Jean Boivin, head of the BlackRock Investment Institute, stated that comments suggesting a December rate cut is not a "done deal" did not clarify the macroeconomic rationale for pausing rate cuts. Instead, Fed Chair Powell attributed it to significant internal dissent within the Federal Open Market Committee (FOMC). This contradicts the Fed's core stance, as the central bank had already projected a December rate cut last month. BlackRock interprets this not as a signal of reduced likelihood for a December cut but as an indication that the Fed will lower rates again, reflecting more complex decision-making dynamics within the committee.
Boivin noted that the Fed reiterated labor market weakness as a key factor, aligning with BlackRock's September shift in view—that a softening labor market helps curb inflation, enabling the Fed to cut rates. This rationale underpins BlackRock's continued risk-on stance. Private-sector indicators and state-level unemployment claims data show further labor market softening, though not severe enough to trigger concerns of a sharp economic slowdown. While awaiting the end of the U.S. government shutdown and September/October data for confirmation, BlackRock is also monitoring alternative data sources.
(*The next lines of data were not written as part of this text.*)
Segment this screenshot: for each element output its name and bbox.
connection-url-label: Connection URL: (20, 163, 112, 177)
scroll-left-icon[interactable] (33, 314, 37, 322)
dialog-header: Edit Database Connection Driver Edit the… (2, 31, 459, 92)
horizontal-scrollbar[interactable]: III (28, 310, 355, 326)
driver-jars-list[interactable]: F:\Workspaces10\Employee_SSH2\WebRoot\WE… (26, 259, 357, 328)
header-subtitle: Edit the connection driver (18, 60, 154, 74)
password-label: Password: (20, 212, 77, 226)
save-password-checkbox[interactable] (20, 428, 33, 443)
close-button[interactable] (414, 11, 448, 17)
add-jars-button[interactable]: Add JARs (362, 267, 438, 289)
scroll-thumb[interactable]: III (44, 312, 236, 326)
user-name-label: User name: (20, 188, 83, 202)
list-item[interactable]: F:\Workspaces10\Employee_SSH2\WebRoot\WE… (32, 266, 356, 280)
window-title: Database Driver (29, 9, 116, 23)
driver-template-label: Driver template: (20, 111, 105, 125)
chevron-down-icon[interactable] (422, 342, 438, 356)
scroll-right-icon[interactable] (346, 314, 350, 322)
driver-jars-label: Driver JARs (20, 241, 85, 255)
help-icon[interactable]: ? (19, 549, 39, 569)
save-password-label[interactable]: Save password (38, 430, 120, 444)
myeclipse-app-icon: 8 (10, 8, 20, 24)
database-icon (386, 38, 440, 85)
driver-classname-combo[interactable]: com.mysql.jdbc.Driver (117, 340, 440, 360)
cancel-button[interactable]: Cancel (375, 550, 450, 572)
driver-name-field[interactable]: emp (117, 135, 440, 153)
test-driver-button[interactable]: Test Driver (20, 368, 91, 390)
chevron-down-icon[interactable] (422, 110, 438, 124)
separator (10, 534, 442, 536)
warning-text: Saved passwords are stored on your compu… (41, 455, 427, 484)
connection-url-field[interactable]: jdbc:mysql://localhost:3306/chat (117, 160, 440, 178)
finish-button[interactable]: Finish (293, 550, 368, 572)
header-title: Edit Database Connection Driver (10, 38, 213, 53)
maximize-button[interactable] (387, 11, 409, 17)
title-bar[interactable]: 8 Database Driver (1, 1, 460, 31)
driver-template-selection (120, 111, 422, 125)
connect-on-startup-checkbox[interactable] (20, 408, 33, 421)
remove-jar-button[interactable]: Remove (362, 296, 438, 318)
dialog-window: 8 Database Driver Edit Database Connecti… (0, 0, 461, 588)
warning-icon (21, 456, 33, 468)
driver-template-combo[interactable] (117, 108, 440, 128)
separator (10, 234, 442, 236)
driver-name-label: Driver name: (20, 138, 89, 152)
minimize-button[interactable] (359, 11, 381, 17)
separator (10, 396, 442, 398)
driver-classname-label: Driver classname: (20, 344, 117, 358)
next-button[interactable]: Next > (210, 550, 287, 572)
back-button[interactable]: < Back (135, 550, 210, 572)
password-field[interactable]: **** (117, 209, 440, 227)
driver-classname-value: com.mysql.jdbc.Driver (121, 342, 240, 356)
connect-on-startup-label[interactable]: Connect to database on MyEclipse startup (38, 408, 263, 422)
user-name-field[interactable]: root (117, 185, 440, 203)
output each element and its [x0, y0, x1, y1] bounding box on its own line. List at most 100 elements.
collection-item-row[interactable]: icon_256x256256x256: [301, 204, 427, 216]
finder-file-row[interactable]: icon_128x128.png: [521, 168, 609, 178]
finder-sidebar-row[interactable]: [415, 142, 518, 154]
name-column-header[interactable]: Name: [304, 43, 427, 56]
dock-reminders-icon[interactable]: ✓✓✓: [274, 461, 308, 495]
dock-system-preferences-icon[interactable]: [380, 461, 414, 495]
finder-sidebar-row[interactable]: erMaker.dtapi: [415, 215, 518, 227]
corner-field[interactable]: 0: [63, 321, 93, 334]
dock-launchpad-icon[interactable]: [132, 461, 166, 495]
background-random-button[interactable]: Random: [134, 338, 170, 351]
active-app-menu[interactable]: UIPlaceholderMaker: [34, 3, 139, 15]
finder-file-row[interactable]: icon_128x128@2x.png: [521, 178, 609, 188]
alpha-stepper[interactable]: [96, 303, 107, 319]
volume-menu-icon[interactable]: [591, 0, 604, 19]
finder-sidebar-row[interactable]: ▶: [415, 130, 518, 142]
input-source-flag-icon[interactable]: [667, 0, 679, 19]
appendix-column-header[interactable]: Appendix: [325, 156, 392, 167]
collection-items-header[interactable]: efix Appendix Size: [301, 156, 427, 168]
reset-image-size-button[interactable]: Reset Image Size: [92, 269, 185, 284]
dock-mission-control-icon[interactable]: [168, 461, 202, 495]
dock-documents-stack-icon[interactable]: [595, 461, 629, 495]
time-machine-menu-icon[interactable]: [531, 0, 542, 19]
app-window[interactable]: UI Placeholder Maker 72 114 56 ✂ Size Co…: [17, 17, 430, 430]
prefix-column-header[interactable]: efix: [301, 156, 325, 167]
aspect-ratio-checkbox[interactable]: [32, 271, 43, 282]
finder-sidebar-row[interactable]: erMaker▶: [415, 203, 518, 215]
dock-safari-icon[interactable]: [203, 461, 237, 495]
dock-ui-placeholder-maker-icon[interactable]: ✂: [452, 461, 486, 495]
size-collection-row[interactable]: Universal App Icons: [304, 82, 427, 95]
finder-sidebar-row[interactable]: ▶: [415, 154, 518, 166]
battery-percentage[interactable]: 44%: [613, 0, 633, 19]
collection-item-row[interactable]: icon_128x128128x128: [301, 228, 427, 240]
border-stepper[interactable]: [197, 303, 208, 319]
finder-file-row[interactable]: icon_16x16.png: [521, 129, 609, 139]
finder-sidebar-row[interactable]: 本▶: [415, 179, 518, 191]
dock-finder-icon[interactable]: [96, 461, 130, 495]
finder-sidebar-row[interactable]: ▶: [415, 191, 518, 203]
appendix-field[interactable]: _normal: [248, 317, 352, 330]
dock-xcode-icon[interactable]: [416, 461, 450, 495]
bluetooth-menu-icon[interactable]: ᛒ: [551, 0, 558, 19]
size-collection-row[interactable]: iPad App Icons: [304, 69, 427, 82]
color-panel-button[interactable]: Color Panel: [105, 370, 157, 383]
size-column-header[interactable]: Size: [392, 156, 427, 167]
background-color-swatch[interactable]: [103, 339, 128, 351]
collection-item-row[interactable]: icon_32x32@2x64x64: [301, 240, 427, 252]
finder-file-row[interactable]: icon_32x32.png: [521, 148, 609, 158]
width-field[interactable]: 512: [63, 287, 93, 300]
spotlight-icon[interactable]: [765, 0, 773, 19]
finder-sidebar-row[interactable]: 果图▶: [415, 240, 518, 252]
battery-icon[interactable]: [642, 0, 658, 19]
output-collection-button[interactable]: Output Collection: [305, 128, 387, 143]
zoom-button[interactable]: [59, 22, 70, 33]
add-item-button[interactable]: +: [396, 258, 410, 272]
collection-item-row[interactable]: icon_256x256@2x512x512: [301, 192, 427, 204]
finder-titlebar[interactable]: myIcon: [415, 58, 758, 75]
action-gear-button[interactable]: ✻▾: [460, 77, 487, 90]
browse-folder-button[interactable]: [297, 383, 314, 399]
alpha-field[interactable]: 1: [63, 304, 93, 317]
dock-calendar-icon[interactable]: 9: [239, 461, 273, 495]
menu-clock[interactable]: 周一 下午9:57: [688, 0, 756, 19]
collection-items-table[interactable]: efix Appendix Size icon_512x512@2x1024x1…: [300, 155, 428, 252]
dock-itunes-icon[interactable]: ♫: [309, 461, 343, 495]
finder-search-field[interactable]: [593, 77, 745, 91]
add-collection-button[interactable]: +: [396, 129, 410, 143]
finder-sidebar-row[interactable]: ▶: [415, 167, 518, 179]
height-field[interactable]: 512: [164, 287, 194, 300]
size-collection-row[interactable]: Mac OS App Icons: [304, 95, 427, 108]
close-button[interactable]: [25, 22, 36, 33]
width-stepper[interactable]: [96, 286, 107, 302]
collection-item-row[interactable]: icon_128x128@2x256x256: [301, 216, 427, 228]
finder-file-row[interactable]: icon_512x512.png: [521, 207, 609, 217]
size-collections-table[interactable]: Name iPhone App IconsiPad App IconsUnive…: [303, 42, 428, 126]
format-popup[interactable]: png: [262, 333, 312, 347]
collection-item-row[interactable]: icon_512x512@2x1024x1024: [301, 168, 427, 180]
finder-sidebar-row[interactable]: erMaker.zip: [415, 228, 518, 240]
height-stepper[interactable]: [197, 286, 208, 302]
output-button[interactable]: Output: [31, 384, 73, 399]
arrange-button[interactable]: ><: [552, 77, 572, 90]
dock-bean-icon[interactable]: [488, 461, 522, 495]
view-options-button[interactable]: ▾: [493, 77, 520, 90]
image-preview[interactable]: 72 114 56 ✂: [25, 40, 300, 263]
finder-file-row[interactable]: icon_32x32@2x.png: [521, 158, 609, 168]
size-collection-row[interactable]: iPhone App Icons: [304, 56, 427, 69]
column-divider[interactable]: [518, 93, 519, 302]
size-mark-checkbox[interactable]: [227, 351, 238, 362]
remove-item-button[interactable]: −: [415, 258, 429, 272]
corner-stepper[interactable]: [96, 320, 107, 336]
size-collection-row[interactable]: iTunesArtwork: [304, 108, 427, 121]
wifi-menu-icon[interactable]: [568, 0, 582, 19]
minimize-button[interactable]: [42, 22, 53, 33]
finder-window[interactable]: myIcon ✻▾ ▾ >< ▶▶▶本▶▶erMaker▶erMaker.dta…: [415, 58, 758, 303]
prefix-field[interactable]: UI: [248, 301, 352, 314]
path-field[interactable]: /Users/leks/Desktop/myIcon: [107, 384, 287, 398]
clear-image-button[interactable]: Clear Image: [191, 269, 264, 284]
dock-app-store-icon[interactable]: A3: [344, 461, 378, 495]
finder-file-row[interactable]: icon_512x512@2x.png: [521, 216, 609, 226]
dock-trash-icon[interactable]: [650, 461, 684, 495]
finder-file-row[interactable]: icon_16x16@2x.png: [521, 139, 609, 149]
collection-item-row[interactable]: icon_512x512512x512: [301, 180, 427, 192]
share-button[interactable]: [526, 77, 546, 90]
Boivin mentioned that BlackRock observes the Fed downplaying potential risk bubbles and the role of low rates. Despite equities hitting record highs and inflation remaining above target, the Fed appears unconcerned about acknowledging certain risks as it proceeds with rate cuts. This suggests loose financial conditions will not deter the Fed from easing. Overall, BlackRock maintains its risk-on stance, further supported by the Fed's efforts to address recent repo market pressures and its nearing end to balance sheet reduction.